13 décembre 2024
STRATPOL
Cette fin d’année 2024 est bien funeste. Entre la politique
mortifère des faiseurs de guerres « made in USA » et l’effondrement
soudain de la Syrie, et de facto du parti laïc Baas dirigé par le
président Bachar El Assad, force est de constater que les forces du mal
se déchaînent, au mépris comme toujours, de la vie humaine.
Les terroristes qui ont envahi la Syrie démontrent
que la coalition Israël-Anglo-Saxonne-UE-Qatar a enclenché la vitesse
supérieure afin de continuer à piller le Proche-Orient en toute
impunité.
Le Général américain Wesley Clark déclarait en 2007 : « Nous allons éliminer 7 pays en 5 ans : Irak, Libye, Liban, Syrie, la Somalie, le Soudan et enfin l’Iran. » C’est quasiment chose faite.
Ayant été deux fois en Syrie, je me dois de témoigner ce qu’était ce
pays avant qu’il n’implose définitivement le 8 décembre 2024.
La Syrie était un pays laïc où toutes les religions pouvaient
co-exister dans un respect mutuel et réciproque. L’Église orthodoxe
d’Alep, qui avait été totalement rasée lors des affrontements entre
terroristes et l’armée gouvernementale a été complètement reconstruite.
La mosquée d’Alep, totalement dynamitée par les islamistes intégristes,
était aussi en voie de reconstruction.
La magnifique mosquée des Omeyyades à Damas, construite entre 706 et
715, abrite le tombeau de Jean-Baptiste, (Sidi Yahia pour les
musulmans), cousin de Jésus. Cette présence d’un tombeau dans la salle
de prière d’une mosquée est un cas pratiquement unique. Les chrétiens du
quartier Est viennent s’y recueillir. Nous avons été témoins des
prosternations des musulmans, et des signes de croix avec génuflexions
des chrétiens au sein de la mosquée.
Qu’il était agréable pour les femmes de ne pas être obligées de
porter le Hijab, d’avoir le choix de s’habiller comme elles le
voulaient, selon leur bon plaisir. Contrairement aux fausses
informations véhiculées dans les « médias de grands chemins », les
femmes avaient la même place que les hommes dans la société syrienne.

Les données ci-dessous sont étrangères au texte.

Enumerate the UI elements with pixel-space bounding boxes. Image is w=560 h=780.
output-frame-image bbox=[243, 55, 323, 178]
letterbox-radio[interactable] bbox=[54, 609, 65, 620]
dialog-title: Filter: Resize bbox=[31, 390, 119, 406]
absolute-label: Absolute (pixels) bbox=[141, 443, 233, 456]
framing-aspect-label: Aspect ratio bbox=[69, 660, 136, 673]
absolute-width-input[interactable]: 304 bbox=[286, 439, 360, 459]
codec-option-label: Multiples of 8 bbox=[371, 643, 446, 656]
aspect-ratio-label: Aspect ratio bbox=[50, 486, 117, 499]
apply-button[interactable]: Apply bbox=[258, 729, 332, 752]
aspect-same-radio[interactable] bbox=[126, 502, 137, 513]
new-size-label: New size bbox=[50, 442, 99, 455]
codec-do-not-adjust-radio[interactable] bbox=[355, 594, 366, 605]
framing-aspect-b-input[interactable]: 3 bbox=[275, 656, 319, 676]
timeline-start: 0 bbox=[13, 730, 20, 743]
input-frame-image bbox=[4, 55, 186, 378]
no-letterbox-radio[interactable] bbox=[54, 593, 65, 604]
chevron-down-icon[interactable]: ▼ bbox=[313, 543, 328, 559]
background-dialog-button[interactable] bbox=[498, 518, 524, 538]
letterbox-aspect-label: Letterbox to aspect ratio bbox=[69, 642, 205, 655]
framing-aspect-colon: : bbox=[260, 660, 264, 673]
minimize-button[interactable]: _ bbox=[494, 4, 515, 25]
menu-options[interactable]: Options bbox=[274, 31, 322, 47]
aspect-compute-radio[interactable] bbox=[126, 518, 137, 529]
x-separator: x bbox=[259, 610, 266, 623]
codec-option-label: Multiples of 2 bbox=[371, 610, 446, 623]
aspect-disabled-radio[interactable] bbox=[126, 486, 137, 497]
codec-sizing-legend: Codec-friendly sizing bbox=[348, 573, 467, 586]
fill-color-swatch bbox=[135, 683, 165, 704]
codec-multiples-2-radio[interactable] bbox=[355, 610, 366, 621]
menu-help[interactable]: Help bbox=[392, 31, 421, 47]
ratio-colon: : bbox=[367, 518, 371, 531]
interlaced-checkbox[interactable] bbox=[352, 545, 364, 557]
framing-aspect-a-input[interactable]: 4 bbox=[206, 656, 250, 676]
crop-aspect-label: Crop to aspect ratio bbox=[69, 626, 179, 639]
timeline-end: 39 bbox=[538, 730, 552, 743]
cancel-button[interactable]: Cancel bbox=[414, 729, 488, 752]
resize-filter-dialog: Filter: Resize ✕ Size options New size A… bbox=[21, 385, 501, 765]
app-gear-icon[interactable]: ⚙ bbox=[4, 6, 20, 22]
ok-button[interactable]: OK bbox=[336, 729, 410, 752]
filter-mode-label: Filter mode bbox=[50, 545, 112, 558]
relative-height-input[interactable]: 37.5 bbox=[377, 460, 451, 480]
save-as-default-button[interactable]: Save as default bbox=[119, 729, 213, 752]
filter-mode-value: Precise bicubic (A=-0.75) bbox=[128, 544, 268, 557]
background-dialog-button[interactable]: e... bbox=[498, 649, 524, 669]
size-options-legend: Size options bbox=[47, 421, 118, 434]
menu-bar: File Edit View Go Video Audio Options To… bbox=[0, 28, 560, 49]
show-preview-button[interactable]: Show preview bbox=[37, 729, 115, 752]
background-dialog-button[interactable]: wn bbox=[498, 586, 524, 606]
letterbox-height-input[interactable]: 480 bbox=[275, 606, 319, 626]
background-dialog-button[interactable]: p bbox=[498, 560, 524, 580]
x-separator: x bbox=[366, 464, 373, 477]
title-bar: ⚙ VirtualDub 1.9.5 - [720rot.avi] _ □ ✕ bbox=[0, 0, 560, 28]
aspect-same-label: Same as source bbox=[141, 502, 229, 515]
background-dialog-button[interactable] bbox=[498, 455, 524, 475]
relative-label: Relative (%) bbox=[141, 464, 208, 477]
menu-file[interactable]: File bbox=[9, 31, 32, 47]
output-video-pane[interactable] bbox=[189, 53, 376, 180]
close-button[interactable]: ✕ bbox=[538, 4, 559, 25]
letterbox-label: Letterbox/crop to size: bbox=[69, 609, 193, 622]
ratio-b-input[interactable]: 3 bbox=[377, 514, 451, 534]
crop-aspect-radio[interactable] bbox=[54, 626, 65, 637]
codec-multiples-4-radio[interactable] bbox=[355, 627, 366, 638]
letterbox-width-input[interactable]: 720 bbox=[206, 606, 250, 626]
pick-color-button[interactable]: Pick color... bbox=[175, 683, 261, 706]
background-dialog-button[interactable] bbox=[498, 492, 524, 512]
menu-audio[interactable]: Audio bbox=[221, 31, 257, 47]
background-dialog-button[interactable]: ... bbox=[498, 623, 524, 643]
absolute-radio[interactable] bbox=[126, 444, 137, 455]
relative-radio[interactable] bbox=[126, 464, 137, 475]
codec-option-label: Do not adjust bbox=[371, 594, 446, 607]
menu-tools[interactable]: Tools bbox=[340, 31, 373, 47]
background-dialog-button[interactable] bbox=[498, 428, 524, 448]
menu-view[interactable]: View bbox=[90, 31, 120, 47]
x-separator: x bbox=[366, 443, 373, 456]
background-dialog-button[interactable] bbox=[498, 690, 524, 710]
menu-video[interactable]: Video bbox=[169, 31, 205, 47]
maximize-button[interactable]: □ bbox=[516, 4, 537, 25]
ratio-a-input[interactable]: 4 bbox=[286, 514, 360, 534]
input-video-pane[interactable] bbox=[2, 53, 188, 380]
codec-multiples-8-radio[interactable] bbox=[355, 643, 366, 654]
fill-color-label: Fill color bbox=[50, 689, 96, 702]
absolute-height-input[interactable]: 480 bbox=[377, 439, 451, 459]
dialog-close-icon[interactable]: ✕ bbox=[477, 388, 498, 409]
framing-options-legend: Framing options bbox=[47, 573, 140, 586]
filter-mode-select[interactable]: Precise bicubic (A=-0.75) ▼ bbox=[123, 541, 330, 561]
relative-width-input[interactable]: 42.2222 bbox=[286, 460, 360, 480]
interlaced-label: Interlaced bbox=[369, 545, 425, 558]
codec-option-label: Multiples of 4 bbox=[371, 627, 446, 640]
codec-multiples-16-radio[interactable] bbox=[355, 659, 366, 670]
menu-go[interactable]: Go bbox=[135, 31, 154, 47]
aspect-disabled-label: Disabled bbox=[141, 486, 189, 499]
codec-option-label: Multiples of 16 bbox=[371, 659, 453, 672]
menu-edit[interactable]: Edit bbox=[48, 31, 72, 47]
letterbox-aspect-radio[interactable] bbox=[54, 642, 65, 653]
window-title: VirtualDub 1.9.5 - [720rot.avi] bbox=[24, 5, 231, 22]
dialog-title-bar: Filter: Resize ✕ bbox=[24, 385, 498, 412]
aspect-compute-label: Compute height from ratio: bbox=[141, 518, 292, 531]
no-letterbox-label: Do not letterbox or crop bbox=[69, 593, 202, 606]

Nous avons pu discuter, mes compagnons et moi, avec des avocates,
professeures, députées et aussi, en 2021, avec la ministre de la Culture
à Damas, qui parlait le français couramment.
Qu’il était agréable de se retrouver dans un estaminet du quartier
chrétien à Damas, de pouvoir siroter un verre d’Arak avec de nombreux
Syriens, puis de repasser dans le secteur musulman et de flâner dans le
souk al-Hamidiya très animé de Damas.
Qu’il était agréable d’aller visiter, rue droite à Damas, la Maison
de Saint Ananie où Paul de Tarse, – qui deviendra Saint-Paul –, a été
baptisé.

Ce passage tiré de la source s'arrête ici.